As a project, I created a game of multiplayer pong, as a way to really get to grips with Node. I’ve used it before but only as a web server which didn’t really suit my needs. So this was my chance to use it properly.
I’m a massive fan of AngularJS — I’ve used it for a few years on various projects and thought it would be suitable given the constraints:
- The server must have a model of the game, which it uses to continually update clients on.
- The clients must make sure the UI reflects the game model at all times — there is no point the server thinking the ball is in one place when the UI displays it in another.
- The communication must be fast.
The game works by waiting for two players to join the game, at which point the game starts. When a user visits the webpage, they can choose a left bat or right bat. When one bat is chosen, the option of choosing that bat disappears from all other clients. This is a demonstration of the beauty of the stack — as the user makes an action, it notifies and updates the server, thus updating the model on all clients. This is incredibly elegant solution, as no client can ever get “left behind”.

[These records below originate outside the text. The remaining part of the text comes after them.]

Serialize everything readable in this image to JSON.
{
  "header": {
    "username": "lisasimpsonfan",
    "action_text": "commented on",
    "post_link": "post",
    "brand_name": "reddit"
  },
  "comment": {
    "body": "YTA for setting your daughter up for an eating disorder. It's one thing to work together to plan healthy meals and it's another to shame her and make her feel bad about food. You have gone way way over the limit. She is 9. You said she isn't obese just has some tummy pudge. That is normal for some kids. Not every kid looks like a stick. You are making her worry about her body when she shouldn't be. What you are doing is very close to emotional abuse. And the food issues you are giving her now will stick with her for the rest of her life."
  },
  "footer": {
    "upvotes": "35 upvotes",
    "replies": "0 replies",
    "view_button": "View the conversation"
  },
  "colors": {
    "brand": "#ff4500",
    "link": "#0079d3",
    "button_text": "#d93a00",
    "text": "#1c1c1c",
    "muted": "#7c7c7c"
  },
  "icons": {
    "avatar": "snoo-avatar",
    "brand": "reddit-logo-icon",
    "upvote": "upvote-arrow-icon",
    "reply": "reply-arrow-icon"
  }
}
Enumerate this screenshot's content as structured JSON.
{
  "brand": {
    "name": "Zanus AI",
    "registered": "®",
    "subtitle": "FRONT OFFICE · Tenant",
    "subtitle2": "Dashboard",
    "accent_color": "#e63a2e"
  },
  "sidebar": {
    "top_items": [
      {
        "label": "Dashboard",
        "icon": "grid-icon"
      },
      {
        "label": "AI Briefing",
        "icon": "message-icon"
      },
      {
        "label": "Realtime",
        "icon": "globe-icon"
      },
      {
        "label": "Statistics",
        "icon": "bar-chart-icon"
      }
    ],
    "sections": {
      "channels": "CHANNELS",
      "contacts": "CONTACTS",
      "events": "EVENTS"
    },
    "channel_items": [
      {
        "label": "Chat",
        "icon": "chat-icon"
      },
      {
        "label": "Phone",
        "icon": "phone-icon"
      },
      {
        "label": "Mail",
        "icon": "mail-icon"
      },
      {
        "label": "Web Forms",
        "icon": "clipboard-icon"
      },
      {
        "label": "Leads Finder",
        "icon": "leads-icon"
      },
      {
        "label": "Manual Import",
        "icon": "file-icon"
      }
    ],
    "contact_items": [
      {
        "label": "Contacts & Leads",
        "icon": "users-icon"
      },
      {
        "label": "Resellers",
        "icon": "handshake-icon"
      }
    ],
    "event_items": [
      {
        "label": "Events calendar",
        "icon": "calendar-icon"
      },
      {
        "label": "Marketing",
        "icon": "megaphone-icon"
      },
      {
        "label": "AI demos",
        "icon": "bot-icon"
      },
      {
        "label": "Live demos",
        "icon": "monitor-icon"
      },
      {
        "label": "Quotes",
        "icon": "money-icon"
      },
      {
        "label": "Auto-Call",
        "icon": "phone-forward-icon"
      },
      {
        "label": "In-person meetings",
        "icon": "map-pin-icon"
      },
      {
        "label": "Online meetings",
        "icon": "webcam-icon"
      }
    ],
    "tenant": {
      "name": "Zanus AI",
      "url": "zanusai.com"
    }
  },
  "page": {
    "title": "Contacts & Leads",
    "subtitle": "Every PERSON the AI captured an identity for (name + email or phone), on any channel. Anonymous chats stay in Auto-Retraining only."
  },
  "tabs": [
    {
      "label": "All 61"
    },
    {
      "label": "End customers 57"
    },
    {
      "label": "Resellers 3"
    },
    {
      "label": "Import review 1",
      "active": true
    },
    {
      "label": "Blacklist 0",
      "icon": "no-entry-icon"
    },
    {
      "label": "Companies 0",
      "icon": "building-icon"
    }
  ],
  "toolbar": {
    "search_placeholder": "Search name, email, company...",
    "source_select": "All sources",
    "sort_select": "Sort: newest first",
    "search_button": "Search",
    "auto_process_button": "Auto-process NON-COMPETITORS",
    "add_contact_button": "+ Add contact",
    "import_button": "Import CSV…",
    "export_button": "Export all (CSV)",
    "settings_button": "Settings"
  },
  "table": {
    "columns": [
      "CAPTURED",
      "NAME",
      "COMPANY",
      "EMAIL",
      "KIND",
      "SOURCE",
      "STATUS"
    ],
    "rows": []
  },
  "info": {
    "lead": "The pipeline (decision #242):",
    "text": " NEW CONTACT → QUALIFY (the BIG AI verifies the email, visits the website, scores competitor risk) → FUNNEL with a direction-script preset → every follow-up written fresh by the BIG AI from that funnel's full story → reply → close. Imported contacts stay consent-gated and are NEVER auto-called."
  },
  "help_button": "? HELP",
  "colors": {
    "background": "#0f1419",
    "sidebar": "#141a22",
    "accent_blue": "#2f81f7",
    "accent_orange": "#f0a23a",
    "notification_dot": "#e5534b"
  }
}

Scores are kept, the first to three wins. The UI highlights the players side, and this then lights up on the winners side.
As anyone who has used jQuery for large applications will know, things soon become messy. UI elements that shouldn’t be showing start showing, and errors start cropping up, ending up in the user needing to refresh the page. With AngularJS that never happens.
The model for the game is a JSON object. This works well with all technologies, and provides an easy to understand model. The ball has a position as well as two properties used to animate the movement of the ball: dx and dy which is the difference in x and y position for each “tick” of the game. A speed property is also there however I’ve since integrated this as part of the dx and dy numbers.
If you want to see the code I wrote, I put it up on GitHub: https://github.com/conorriches/NodeAngularSocketPong
This is the first of many projects I have written that I’ve put on GitHub — I usually don’t do this, as I don’t feel my code is at the level that I’d like to publicly share, but for this I think it’s a good start.